Magic mushrooms drug could help depression sufferers in the years to come

The brain adopts rigid ­patterns of activity if you suffer from depression. But researchers at Imperial College London have discovered that psilocybin, the psychedelic substance found in magic mushrooms, helps to “open up” depressed people’s brains.

Psilocybin is now one of a number of interesting psychedelics that are being explored as a ­potential therapy for ­psychiatric disorders.

Several studies have shown promising results in patients suffering with depression and anxiety, where traditional treatments are not working.

Researchers explain that patterns of brain activity in depression can become restricted, and that ­psilocybin could potentially help the brain break out of this rut, in a way traditional antidepressants can’t.
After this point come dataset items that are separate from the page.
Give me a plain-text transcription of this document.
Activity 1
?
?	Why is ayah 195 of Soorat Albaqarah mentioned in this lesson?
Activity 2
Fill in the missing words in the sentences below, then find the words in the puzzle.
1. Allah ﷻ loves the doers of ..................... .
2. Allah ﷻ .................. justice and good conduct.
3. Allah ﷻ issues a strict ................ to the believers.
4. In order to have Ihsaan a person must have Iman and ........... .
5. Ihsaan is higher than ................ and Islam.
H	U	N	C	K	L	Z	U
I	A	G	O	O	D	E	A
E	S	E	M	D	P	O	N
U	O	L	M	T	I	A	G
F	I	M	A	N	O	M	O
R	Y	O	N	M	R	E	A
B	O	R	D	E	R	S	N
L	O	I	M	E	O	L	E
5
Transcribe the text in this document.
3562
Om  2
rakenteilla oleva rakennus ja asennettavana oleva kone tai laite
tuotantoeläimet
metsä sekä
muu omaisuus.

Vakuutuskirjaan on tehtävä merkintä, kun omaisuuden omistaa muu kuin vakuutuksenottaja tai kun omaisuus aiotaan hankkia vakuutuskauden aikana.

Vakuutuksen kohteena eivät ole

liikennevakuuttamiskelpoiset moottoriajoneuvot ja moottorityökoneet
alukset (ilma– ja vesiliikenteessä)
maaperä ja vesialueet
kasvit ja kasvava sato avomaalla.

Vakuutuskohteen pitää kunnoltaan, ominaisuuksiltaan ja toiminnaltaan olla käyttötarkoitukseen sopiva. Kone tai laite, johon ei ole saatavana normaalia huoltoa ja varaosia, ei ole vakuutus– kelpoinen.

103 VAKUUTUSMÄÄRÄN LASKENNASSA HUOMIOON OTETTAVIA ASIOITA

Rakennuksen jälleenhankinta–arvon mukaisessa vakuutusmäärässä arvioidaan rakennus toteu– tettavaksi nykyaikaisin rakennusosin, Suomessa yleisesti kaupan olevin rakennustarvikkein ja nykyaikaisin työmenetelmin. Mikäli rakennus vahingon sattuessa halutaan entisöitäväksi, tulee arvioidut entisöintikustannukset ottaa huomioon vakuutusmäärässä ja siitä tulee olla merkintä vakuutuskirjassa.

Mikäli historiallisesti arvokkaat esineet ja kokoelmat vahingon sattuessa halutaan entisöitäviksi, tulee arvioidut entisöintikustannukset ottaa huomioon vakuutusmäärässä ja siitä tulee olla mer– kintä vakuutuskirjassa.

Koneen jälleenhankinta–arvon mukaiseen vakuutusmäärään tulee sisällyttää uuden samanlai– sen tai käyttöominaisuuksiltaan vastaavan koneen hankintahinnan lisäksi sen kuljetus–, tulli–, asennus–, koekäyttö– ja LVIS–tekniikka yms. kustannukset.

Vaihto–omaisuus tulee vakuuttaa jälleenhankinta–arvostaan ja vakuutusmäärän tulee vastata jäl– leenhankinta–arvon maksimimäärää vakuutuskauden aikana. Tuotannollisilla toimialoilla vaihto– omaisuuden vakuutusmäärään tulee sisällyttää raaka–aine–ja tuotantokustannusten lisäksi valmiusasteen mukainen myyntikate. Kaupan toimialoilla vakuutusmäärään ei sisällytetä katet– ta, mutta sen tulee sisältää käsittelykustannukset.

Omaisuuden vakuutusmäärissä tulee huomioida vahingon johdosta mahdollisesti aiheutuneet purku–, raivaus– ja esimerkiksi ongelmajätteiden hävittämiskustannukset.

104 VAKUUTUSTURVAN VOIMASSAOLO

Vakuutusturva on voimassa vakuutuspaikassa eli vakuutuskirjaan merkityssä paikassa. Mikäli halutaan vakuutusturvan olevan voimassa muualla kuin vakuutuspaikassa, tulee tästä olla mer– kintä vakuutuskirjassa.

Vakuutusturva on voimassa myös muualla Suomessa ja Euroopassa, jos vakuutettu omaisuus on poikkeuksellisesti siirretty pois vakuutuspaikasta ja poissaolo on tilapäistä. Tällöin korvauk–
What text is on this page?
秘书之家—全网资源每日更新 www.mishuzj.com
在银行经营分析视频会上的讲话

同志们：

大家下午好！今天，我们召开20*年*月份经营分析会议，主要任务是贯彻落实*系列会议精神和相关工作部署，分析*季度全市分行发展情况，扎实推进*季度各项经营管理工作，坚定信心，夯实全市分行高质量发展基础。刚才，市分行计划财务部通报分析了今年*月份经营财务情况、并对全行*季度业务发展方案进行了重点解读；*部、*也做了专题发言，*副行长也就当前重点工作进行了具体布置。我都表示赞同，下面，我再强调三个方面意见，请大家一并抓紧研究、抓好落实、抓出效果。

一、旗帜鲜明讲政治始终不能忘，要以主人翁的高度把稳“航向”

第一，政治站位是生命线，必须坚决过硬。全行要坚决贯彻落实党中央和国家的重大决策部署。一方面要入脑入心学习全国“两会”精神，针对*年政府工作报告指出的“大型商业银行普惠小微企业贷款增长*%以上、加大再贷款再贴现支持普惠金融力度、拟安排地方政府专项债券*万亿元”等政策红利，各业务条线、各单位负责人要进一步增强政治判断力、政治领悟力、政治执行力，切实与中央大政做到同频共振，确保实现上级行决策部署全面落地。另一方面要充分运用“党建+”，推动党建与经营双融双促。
The new results, taken from two combined studies, reveal that people who respond to psilocybin-assisted therapy show increased brain ­connectivity, not just during their treatment, but up to three weeks after, and this “opening-up” effect helped. Similar changes in brain connectivity were not seen in people treated with ­escitalopram, which is a conventional ­antidepressant used to treat anxiety and OCD.

It suggests that the psychedelics works differently in depression.

“The effect seen with psilocybin is consistent across two studies, related to people getting better, but was not seen with a conventional ­antidepressant,” says Professor Robin Carhart-Harris, senior author and former head of Imperial’s Centre for Psychedelic Research.

In the new research, the team analysed fMRI scans, where you carry out functions while being scanned.

Both of the studies found ­improvements with psilocybin therapy, with brain scans revealing altered communication or ­connectivity between brain regions.

“These findings are important because for the first time we find that psilocybin works differently from conventional antidepressants – making the brain more flexible and fluid, and less entrenched in the ­negative thinking patterns ­associated with the illness,” says Professor David Nutt, head of Imperial’s Centre for Psychedelic Research.

It works by increasing the ­communication between those brain regions that are more segregated in depressed patients.

The researchers also found a ­correlation between this effect and symptom improvement across both the trials.

Professor Nutt added: “This supports our predictions and confirms psilocybin could be a real alternative approach to treatments.”

Professor Carhart-Harris added: “One exciting implication of our ­findings is that we’ve discovered a fundamental mechanism via which psychedelic therapy works not just for depression, but other mental illnesses, such as anorexia or addiction.

“We now need to test if this is the case, and if it is, then we have found something important.”

It’s remarkable stuff and could pave the way for new treatments for ­depression in the years to come.